Additionally, an LD50 value of 1510 mg/kg (rat, oral) has been reported for guaifenesin .

Overdosage with hydrocodone presents as opioid intoxication including respiratory depression, somnolence, coma, skeletal muscle flaccidity, cold and clammy skin, constricted pupils, pulmonary edema, bradycardia, hypotension, partial or complete airway obstruction, atypical snoring, and death.

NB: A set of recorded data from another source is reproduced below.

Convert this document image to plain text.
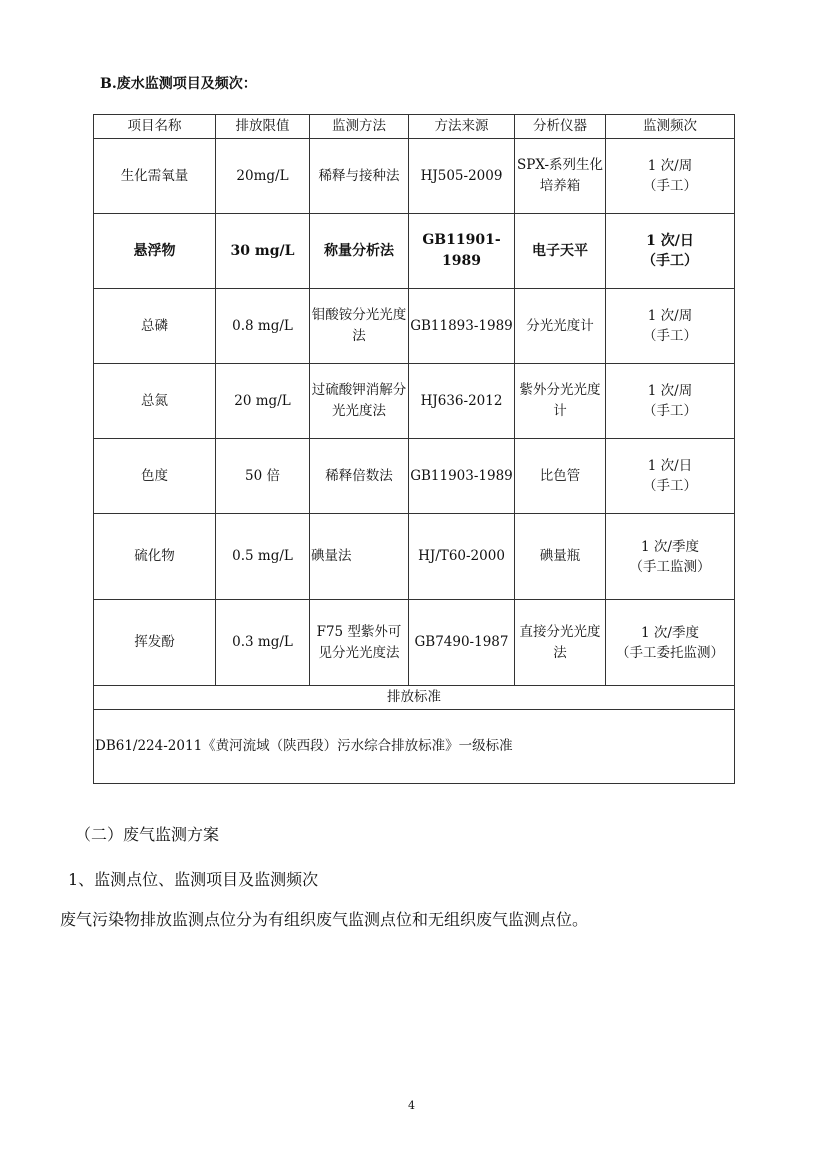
B.废水监测项目及频次：
项目名称	排放限值	监测方法	方法来源	分析仪器	监测频次
生化需氧量	20mg/L	稀释与接种法	HJ505-2009	SPX-系列生化培养箱	1 次/周
（手工）

悬浮物	30 mg/L	称量分析法	GB11901-1989	电子天平	1 次/日
（手工）

总磷	0.8 mg/L	钼酸铵分光光度法	GB11893-1989	分光光度计	1 次/周
（手工）

总氮	20 mg/L	过硫酸钾消解分光光度法	HJ636-2012	紫外分光光度计	1 次/周
（手工）

色度	50 倍	稀释倍数法	GB11903-1989	比色管	1 次/日
（手工）

硫化物	0.5 mg/L	碘量法	HJ/T60-2000	碘量瓶	1 次/季度
（手工监测）

挥发酚	0.3 mg/L	F75 型紫外可见分光光度法	GB7490-1987	直接分光光度法	1 次/季度
（手工委托监测）

排放标准					
DB61/224-2011《黄河流域（陕西段）污水综合排放标准》一级标准					
（二）废气监测方案
1、监测点位、监测项目及监测频次
废气污染物排放监测点位分为有组织废气监测点位和无组织废气监测点位。
4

In case of oversdosage the foremost priority is the maintenance of a patent and protected airway with the provision of assisted ventilation if necessary. Supportive measures such as IV fluids, supplemental oxygen, and vasopressors may be used to manage circulatory shock. Advanced life support may be necessary in the case of cardiac arrest or arrhythmias. Opioid antagonists such as naloxone may be used to reverse the respiratory and circulatory effects of hydrocodone. Emergency monitoring is still required after naloxone administration as the opioid effects may reappear. Additionally, if used in an opioid tolerant patient, naloxone may produce opioid withdrawal symptoms.

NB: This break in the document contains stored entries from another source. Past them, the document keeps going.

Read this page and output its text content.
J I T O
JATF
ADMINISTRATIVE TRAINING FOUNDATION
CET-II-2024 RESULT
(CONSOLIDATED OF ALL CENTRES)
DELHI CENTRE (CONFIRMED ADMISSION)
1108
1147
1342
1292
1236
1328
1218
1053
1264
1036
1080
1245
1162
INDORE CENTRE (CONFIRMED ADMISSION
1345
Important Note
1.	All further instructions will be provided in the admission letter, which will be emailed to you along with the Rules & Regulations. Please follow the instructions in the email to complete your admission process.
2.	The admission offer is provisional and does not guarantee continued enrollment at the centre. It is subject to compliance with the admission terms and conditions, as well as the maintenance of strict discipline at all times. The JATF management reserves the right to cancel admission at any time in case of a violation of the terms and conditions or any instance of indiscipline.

Patients experiencing and overdose may present with headache, hypertension, reflex bradycardia, tingling limbs, cardiac arrhythmias, and a feeling of fullness in the head. Overdose may be treated by supportive care and discontinuing phenylephrine, chronotropic medications, and vasodilators. Subcutaneous phentolamine may be used to treat tissue extravasation.

Volume of Distribution

The geometric mean apparent volume of distribution of guaifenesin determined in healthy adult subjects is 116L (CV=45.7%) .

The apparent volume of distribution ranges widely in published literature. The official FDA labeling reports a value of 402 L. Pharmacokinetic studies report values from 210-714 L with higher values associated with higher doses or single dose studies and lower values associated with lower doses and multiple dose studies. Hydrocodone has been observed in human breast milk at levels equivalent to 1.6% of the maternal dosage. Only 12 of the 30 women studied had detectable concentrations of hydromorphone at mean levels of 0.3 mcg/kg/day.

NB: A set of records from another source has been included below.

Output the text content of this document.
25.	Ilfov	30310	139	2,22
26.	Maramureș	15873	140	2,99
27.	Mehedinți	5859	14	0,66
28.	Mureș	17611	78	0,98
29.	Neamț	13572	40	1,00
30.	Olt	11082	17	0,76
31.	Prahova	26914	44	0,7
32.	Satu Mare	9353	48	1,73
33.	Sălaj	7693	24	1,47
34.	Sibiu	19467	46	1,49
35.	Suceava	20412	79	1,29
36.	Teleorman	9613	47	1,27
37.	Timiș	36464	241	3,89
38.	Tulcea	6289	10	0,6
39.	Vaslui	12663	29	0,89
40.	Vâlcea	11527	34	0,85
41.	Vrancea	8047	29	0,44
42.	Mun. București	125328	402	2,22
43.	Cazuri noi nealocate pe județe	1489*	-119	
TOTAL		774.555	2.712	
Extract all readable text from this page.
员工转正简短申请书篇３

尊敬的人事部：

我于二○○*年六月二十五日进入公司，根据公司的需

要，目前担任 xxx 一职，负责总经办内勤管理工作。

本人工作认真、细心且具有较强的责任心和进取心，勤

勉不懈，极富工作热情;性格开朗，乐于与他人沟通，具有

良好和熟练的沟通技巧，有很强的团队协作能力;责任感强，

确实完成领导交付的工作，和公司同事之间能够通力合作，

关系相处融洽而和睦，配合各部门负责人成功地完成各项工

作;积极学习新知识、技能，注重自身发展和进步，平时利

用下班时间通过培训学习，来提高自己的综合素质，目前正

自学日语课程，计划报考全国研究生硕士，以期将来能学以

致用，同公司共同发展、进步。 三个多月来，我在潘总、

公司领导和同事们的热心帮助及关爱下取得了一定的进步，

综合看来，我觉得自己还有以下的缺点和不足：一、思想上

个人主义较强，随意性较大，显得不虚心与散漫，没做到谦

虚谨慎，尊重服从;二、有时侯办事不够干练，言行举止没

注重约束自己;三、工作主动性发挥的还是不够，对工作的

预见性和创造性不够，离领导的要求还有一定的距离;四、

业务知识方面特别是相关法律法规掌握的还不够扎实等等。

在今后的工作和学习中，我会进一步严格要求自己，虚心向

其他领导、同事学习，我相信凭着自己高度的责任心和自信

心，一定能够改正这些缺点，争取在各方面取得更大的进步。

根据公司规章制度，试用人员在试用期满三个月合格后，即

The volume of distribution of phenylephrine is 340L.

Elimination Route

Studies have shown that guaifenesin is well absorbed from and along the gastrointestinal tract after oral administration .

The absolute bioavailability of hydrocodone has not been characterized due to lack of an IV formulation. The liquid formulations of hydrocodone have a Tmax of 0.83-1.33 h. The extended release tablet formulations have a Tmax of 14-16 h. The Cmax remains dose proportional over the range of 2.5-10 mg in liquid formulations and 20-120 mg in extended release formulations. Administration with food increases Cmax by about 27% while Tmax and AUC remain the same. Administration with 40% ethanol has been observed to increase Cmax 2-fold with an approximate 20% increase in AUC with no change in Tmax. 20% alcohol produces no significant effect.

Phenylephrine is 38% orally bioavailable. Clinically significant systemic absorption of ophthalmic formulations is possible, especially at higher strengths and when the cornea is damaged.

Half Life

The half-life in plasma observed for guaifenesin is approximately one hour .

The half-life of elimination reported for hydrocodone is 7-9 h.

Intravenous phenylephrine has an effective half life of 5 minutes and an elimination half life of 2.5 hours.

Clearance

The mean clearance recorded for guaifenesin is about 94.8 L/hr (CV=51.4%) .

Official FDA labeling reports an apparent clearance of 83 L/h. Pharmacokinetic studies report values ranging from 24.5-58.8 L/h largely dependent on CYP2D6 metabolizer status.

Phenylephrine has an average clearance of 2100mL/min.

Elimination Route

After administration, guaifenesin is metabolized and then largely excreted in the urine .

Most hydrocodone appears to be eliminated via a non-renal route as renal clearance is substantially lower than total apparent clearance. Hepatic metabolism may account for a portion of this, however the slight increase in serum concentration and AUC seen in hepatic impairment indicates a different primary route of elimination.

86% of a dose of phenylephrine is recovered in the urine with 16% as the unmetabolized drug, 57% as the inactive meta-hydroxymendelic acid, and 8% as inactive sulfate conjugates.